The extension of the half-cent TransNet sales tax took effect in 2008, continuing the TransNet tax which has been collected since 1988. 

The current TransNet tax will run through 2048, although the tax can be extended beyond that with voter approval. 

Given the change in urban geography that San Diego has witnessed in the last decade, funds designated from the TransNet sales tax are being reevaluated.

The extension of the half-cent TransNet sales tax took effect in 2008, continuing the TransNet tax which has been collected since 1988. 

The current TransNet tax will run through 2048, although the tax can be extended beyond that with voter approval. 

The TransNet ordinance also requires that the San Diego Association of Governments conduct a ten-year comprehensive program review, which was approved by a 17-0 vote at the July 27 SANDAG board meeting with representatives from El Cajon and Imperial Beach absent.

The review had both a “look back” component and a “look ahead” element with the latter using the results from the former as a basis to consider potential revisions to the expenditure plan and other provisions of the ordinance. 

The potential revisions include modifying the local streets and roads ratio between congestion relief and maintenance, modifying the local streets and roads project eligibility requirements and evaluating whether the current list of uncompleted projects constitutes the best mix to achieve congestion relief and other TransNet goals.

“The needs of our local population are different than they were ten years ago,” said SANDAG senior TransNet program manager Ariana zur Nieden.

The TransNet sales tax is divided between highways, transit and local streets and roads.
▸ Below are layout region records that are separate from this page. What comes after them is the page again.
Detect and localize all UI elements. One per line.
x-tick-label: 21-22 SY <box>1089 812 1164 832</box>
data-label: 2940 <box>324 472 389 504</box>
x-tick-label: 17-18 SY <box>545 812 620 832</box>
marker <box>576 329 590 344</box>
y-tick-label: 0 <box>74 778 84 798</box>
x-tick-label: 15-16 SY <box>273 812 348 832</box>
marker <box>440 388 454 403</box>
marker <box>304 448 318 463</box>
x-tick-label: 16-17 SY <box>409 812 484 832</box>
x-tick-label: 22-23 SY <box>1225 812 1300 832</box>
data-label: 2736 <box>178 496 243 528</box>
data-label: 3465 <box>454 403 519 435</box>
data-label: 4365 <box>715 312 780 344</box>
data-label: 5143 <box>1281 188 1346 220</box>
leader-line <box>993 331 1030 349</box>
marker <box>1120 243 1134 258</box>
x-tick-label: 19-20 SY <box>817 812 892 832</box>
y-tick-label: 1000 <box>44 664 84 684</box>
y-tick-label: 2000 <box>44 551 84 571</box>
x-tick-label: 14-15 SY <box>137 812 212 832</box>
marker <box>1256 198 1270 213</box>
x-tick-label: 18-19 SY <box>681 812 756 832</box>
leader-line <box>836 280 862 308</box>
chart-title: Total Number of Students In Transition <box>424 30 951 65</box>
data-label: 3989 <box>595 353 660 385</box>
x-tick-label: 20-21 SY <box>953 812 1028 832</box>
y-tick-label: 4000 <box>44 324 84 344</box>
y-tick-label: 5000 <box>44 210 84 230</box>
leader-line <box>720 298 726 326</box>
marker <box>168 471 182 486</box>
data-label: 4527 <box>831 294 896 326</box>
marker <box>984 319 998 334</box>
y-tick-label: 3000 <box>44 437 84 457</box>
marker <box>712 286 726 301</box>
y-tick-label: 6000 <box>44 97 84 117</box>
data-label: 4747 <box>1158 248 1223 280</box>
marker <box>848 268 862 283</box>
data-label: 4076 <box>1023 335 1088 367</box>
Currently, at least 70 percent of funding for local streets and roads must be used for congestion relief while up to 30 percent may be used for maintenance. In addition to a potential modification of that ratio, potential revisions include modifying the categorical definitions of the typical types of eligible facilities under each category.

The report suggests that SANDAG staff utilize a coordinated approach to re-evaluate the list of unfinished projects based on the overall transportation network scenario development process being used for the Regional Transportation Plan whose next update is slated for 2019.

“Technology has changed over the last decade,” zur Nieden said.  “Changes to the project mix may be warranted.”

The costs, resources, benefits, and challenges associated with implementing such changes will likely be brought to a SANDAG committee for further review.